Links: Kritiosknabe, um 480 v. Chr., Marmor, Höhe 0,86 m, 
Athen, Akropolismuseum
Der Kritiosknabe zeigt erste Ansätze des Kontrapost: Das Standbein gibt dem Körper die Spannung, die über die Hüften bis in die Schulter verläuft, im Spielbein wird diese Spannung wieder gelöst. 

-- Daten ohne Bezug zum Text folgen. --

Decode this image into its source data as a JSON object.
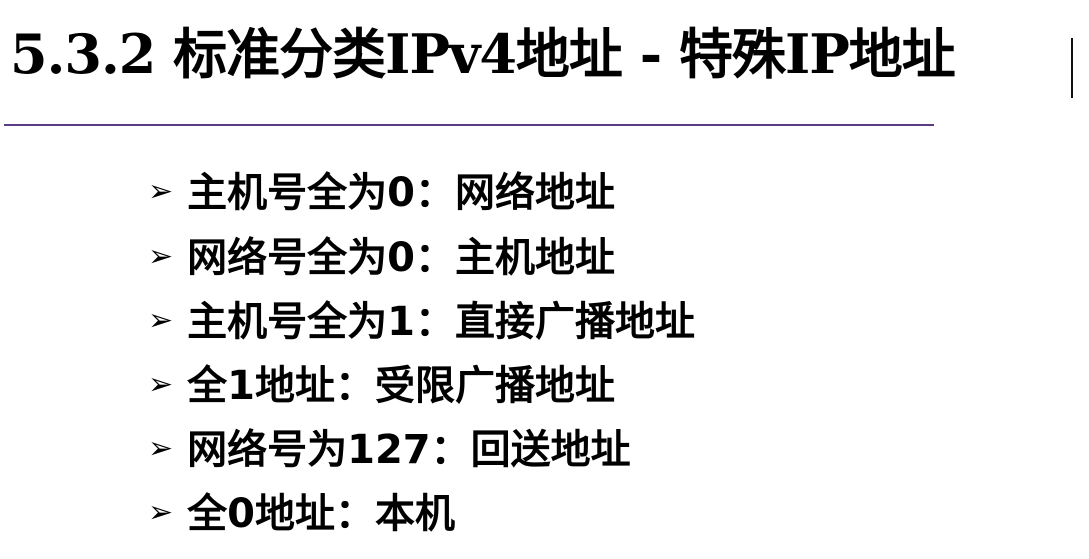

Den vollausgebildeten Kontrapost bewunderten schon Zeitgenossen beim Speerträger des Polyklet, dessen Bronzen leider verloren gingen. Es gab ideale Maßverhältnisse, um die Harmonie festzulegen. Die ebenmäßig geformten und klar durchgebildeten Gliedmaßen und Muskelpartien werden hier durch den Kontrapost in einen ideal-organischen Bewegungsfluß gebracht. Dem gestrafften rechten Bein ist der gelöste rechte Arm zugeordnet, dem gelockerten Spielbein entspricht der kraftvoll angewinkelte linke Arm. Den harmonischen Ausgleich von Anspannung und Entspannung bringen auch die beiden entgegengesetzten Linien des Beckens und des Schultergürtels. Auch in der Kopfhaltung werden die Figuren beweglicher. Bei dem älteren Kritiosknaben ist das "archaische Lächeln" bereits einer ernsthaften Würde gewichen, allerdings wird hier der Frontalblick noch beibehalten. Bei dem Speerträger hingegen ist die Kopfbewegung dem lebendigen Linienfluß des ganzen Körpers integriert, der gestraffte Halsmuskel vermittelt überzeugend zwischen Kopf und Körper, sein Richtungsverlauf stimmt mit dem des Spielbeins überein.

Der Idealtypus 

Statuen der Tyrannenmörder Harmodios und Aristogeiton 
(oben: Ausschnitt von Harmodios)
Marmor, unbekannter Fundort, zwischen 1586 und 1790 in Rom
Neapel, Mueso Archeologico Nazionale

Das Motiv geht auf eine wahrscheinlich von den Bildhauern Kritios und Nesiotes geschaffende Statuengruppe zurück, welche ca. 477/76 v. Chr. auf der Agora in Athen errichtet wurde. Die bronzenen Ehrenstatuen zeigen die Tyrannenmörder Harmodios und Aristogeiton, die 514 v. Chr. den Tyrannen Hipparchos ermordeten und wenig später selbst getötet wurden. Nach der Einführung der Demokratie in Athen - Jahre später - stilisierte man die beiden Attentäter zu Volkshelden. 
Die Ehrenstatuen zeigen nicht nur ihren Angriff, den die Männer mit ihren Schwertern gegen den Tyrannen führten, sondern zeigen
Harmodios und Aristogeiton durch ihre Nacktheit als ehrenwerte und schöne Charaktere. Das reale Erscheinungsbild der beiden während der Tat, gehüllt in Mäntel und die individuellen Gesichtszüge spielen hierbei keine Rolle. Körper und Antlitz sind idealtypisch gearbeitet. Aristogeiton ist durch seine Haltung und den Bart als älterer, erfahrener Kämpfer erkennbar.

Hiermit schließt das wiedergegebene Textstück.